Deutsche Köche als internationale Nullnummern?

Der ehemalige Artrockmusiker und seit Ende der 90er Jahre Restaurantkritiker Jürgen Dollase beklagt in seiner FAZ-Kolumne „Geschmackssache“ das mangelnde internationale Profil der deutschen Spitzenköche. Mitunter durchaus zu Recht, wenn er zum Beispiel moniert, dass viel zu viel am natürlichen Geschmack manipuliert und oft mit aufgeschlagenen Sößchen überdeckt wird. Ebenso die ewig gleichen Zusammensetzungen von Aromen mit Kräutern und Gewürzen, die man auch beim Discounter einkaufen könne.

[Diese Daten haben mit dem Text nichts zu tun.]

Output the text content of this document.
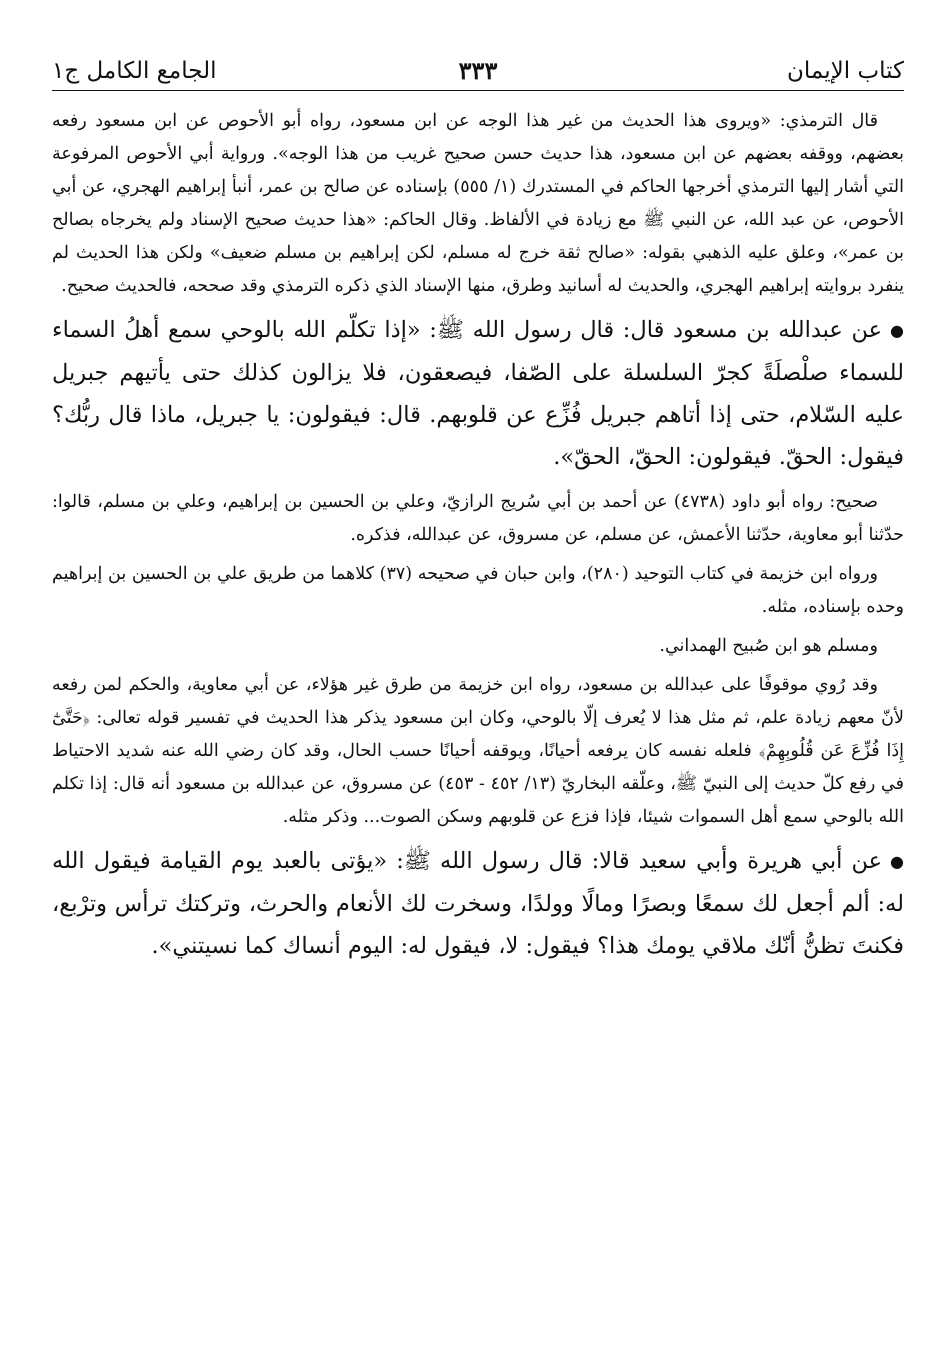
كتاب الإيمان
٣٣٣
الجامع الكامل ج١

قال الترمذي: «ويروى هذا الحديث من غير هذا الوجه عن ابن مسعود، رواه أبو الأحوص عن ابن مسعود رفعه بعضهم، ووقفه بعضهم عن ابن مسعود، هذا حديث حسن صحيح غريب من هذا الوجه». ورواية أبي الأحوص المرفوعة التي أشار إليها الترمذي أخرجها الحاكم في المستدرك (١/ ٥٥٥) بإسناده عن صالح بن عمر، أنبأ إبراهيم الهجري، عن أبي الأحوص، عن عبد الله، عن النبي ﷺ مع زيادة في الألفاظ. وقال الحاكم: «هذا حديث صحيح الإسناد ولم يخرجاه بصالح بن عمر»، وعلق عليه الذهبي بقوله: «صالح ثقة خرج له مسلم، لكن إبراهيم بن مسلم ضعيف» ولكن هذا الحديث لم ينفرد بروايته إبراهيم الهجري، والحديث له أسانيد وطرق، منها الإسناد الذي ذكره الترمذي وقد صححه، فالحديث صحيح.

●عن عبدالله بن مسعود قال: قال رسول الله ﷺ: «إذا تكلّم الله بالوحي سمع أهلُ السماء للسماء صلْصلَةً كجرّ السلسلة على الصّفا، فيصعقون، فلا يزالون كذلك حتى يأتيهم جبريل عليه السّلام، حتى إذا أتاهم جبريل فُزِّع عن قلوبهم. قال: فيقولون: يا جبريل، ماذا قال ربُّك؟ فيقول: الحقّ. فيقولون: الحقّ، الحقّ».

صحيح: رواه أبو داود (٤٧٣٨) عن أحمد بن أبي سُريج الرازيّ، وعلي بن الحسين بن إبراهيم، وعلي بن مسلم، قالوا: حدّثنا أبو معاوية، حدّثنا الأعمش، عن مسلم، عن مسروق، عن عبدالله، فذكره.

ورواه ابن خزيمة في كتاب التوحيد (٢٨٠)، وابن حبان في صحيحه (٣٧) كلاهما من طريق علي بن الحسين بن إبراهيم وحده بإسناده، مثله.

ومسلم هو ابن صُبيح الهمداني.

وقد رُوي موقوفًا على عبدالله بن مسعود، رواه ابن خزيمة من طرق غير هؤلاء، عن أبي معاوية، والحكم لمن رفعه لأنّ معهم زيادة علم، ثم مثل هذا لا يُعرف إلّا بالوحي، وكان ابن مسعود يذكر هذا الحديث في تفسير قوله تعالى: ﴿حَتَّىٰٓ إِذَا فُزِّعَ عَن قُلُوبِهِمْ﴾ فلعله نفسه كان يرفعه أحيانًا، ويوقفه أحيانًا حسب الحال، وقد كان رضي الله عنه شديد الاحتياط في رفع كلّ حديث إلى النبيّ ﷺ، وعلّقه البخاريّ (١٣/ ٤٥٢ - ٤٥٣) عن مسروق، عن عبدالله بن مسعود أنه قال: إذا تكلم الله بالوحي سمع أهل السموات شيئا، فإذا فزع عن قلوبهم وسكن الصوت... وذكر مثله.

●عن أبي هريرة وأبي سعيد قالا: قال رسول الله ﷺ: «يؤتى بالعبد يوم القيامة فيقول الله له: ألم أجعل لك سمعًا وبصرًا ومالًا وولدًا، وسخرت لك الأنعام والحرث، وتركتك ترأس وترْبع، فكنتَ تظنُّ أنّك ملاقي يومك هذا؟ فيقول: لا، فيقول له: اليوم أنساك كما نسيتني».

Soweit so gut. Muss ich denn aber als deutscher Koch auch Chemiker oder Molukularbiologe sein, um internationales Renomée zu bekommen? Die abenteuerlichen Kreationen eines Ferran Adrià kann man gut finden (Olivenölbonbons mittels flüssigem Stickstoff hergestellt; Wolfram Siebeck meint dazu in der „Zeit“: … der letzte Schrei in der Molekularküche und für die Kochkunst ungefähr so wichtig wie ein Auspuff an einem Segelflugzeug.“), muss es aber nicht. Soll sich ein Koch – wie Adrià es tut in seiner Freizeit mit Wissenschaftlern, Lebensmittelchemikern zusammensetzen, um neue Rezepte auszutüfteln, die allenfalls optisch etwas hermachen? Wer mag Olivenölbonbons lutschen? Siebeck meint dazu: „Ob in weiteren 40 Jahren an den Küchenherden verkrachte Chemiestudenten mit Injektionsspritzen stehen und den Schweinebraten impfen werden, damit die Moleküle was zu lachen haben, ist wieder eine Frage ohne Antwort. Da aber der Nobelpreis ungeduldig mit den Hufen scharrt, wird schon jemand herausfinden, wie man Schokoladenpudding mit Hilfe der Neutronenbeschleunigung an die Wand nagelt und gleichzeitig die Gletscherschmelze in den Alpen nach Lavendel duften lässt.“
Solange soche Ausnahme-Köche als die neuen Küchengurus gefeiert werden, haben es die deutschen Köche wohl schwer. Allenfalls schlechte Kopien sind zu erwarten (von einigen bekannten Köchen wie Tim Mälzer mehr schlecht als recht praktiziert). Hier hülfe die Besinnung auf das Wesentliche, die natürlichen Aromen und durchaus auch auf heimische Produkte. Muss es denn unbedingt der St. Petersfisch aus dem See Genezareth sein? Tut es nicht auch mal eine Renke aus bayerischen Seen? Ist die Fleischeslust nur mit japanischem Kobe-Rind zu stillen, oder vermag es nicht auch ein heimisches Weide-Rind oder eine Heidschnucke? Schaut man sich die Fotos in den Hochglanzmagazinen wie „Der Feinschmecker“ an, könnte man vermuten, die Köche seien eher Verpackungskünstler und die Rezepte orientierten sich mehr an der Optik und an der Beschaffenheit der Produkte (um sie mit dem gewünschten Ergebnis zu Verpackung und Dekoration zu degradieren), als an deren Geschmack.
An der italienischen Küche, die mit den natürlichen, unverfälschten Aromen der verwendeten Produkte auskommt, könnte sich der eine oder andere Koch orientieren; zu optischer und kulinarischer Verfeinerung reichen manchmal schon ein paar Tropfen ausgezeichtes Olivenöl.